HL Deb 22 March 1866 vol 182 cc727-8
THE EARL OF LICHFIELD

asked his noble Friend the President of the Council, Whether it is true that the Cattle Plague has been re-introduced into several parts of the Metropolis by means of a cargo of animals imported from Holland?

EARL GRANVILLE

I am sorry to say there is no doubt whatever that within the last day or so a cargo of Dutch cattle arrived, affected as the noble Earl has stated. I am told that the disease was not sufficiently visible, being only in a state of incubation, and that the Custom House authorities did not detect its existence, but admitted the cattle into the metropolis. I may add that information having been received yesterday by the Secretary of State for Foreign Affairs that proper precautions were not taken in Holland for the prevention of diseased cattle coming to this country, Her Majesty's Ministers have asked Her Majesty to appoint a Council to be held this week with a view to the issue of an Order prohibiting the importation of Cattle from Holland until further notice.

LORD DENMAN

had been anxious to address a few words to their Lordships on this subject. He observed that the clause in the Cattle Plague Bill to prevent the removal of cattle by railway was the best part of it, for he was sure that the "Plague"— Mobilitate viget viresq: acquirit eundo.

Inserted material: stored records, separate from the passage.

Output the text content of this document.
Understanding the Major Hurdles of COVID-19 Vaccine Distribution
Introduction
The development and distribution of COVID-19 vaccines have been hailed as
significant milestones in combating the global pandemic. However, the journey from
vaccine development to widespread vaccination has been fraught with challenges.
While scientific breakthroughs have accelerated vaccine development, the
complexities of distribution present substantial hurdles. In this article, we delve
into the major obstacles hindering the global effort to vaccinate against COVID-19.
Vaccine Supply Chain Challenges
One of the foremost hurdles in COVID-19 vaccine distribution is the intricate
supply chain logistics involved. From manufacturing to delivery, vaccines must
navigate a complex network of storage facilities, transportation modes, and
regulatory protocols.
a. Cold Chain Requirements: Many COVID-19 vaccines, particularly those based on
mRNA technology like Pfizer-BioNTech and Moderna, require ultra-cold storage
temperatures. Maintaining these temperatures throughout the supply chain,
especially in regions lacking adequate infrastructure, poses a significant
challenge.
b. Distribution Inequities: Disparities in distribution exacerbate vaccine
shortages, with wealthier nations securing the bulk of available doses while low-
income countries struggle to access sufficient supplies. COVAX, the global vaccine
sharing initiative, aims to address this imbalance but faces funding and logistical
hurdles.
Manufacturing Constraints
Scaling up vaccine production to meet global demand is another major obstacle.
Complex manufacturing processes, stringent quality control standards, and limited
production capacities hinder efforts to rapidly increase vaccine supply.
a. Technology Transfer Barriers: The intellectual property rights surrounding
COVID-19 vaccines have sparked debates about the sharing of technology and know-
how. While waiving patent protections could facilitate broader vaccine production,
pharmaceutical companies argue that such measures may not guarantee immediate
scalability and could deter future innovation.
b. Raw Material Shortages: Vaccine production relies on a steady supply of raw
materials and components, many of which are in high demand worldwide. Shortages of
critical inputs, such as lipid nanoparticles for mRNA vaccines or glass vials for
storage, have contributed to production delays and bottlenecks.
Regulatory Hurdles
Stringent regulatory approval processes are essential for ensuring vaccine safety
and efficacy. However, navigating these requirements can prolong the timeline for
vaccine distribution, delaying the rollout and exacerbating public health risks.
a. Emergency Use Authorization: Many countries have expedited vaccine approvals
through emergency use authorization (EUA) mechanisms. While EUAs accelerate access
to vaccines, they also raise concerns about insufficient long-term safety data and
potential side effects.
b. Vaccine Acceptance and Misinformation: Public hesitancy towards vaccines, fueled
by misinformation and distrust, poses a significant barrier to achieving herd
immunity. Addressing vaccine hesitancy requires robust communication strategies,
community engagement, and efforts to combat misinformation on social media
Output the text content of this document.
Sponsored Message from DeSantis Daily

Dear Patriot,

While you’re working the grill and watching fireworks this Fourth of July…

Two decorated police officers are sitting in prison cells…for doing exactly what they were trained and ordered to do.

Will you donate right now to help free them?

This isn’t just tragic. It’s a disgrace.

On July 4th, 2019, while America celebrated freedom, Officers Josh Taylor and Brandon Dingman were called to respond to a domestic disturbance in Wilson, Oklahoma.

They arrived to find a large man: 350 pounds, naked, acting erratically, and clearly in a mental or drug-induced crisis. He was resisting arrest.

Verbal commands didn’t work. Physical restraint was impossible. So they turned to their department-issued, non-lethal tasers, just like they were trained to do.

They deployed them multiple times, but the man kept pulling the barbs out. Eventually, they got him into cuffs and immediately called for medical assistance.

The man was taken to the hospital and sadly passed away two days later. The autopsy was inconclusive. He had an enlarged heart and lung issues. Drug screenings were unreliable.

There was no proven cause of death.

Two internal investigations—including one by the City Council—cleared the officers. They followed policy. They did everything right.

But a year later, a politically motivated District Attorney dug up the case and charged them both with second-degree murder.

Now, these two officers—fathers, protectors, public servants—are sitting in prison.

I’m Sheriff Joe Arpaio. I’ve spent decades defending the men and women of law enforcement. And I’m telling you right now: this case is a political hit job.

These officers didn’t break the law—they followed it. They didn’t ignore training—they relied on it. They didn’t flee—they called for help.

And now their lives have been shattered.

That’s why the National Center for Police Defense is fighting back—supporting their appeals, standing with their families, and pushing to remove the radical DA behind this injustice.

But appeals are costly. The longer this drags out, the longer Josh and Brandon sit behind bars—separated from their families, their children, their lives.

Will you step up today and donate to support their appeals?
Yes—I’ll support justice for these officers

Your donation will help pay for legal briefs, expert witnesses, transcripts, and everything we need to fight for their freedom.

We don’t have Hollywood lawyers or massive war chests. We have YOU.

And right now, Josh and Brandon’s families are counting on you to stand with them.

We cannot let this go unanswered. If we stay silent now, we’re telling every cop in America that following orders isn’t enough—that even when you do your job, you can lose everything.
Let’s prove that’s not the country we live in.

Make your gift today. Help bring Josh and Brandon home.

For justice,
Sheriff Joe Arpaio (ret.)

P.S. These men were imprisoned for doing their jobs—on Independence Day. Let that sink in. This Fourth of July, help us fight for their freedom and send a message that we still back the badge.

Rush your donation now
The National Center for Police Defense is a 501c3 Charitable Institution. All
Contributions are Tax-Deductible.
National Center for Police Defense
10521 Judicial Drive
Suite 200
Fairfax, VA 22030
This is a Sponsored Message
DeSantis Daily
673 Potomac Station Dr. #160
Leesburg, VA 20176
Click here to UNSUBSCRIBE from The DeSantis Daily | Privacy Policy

He had read, in the morning of the day on which he spoke, all the Orders in Council from 1745 to 1756, and he found that whenever the precautions taken were relaxed, that the disease broke out again. He thought the late Orders in Council inconsistent in varying the definition of the word animal, which, however, at the season of the year when it took place, was not of much importance. He hoped that the Government would have the firmness to establish a dead-meat market and a quarantine of fourteen days for store-stock, and immediate slaughter at the port of disembarkation for fat stock imported from abroad.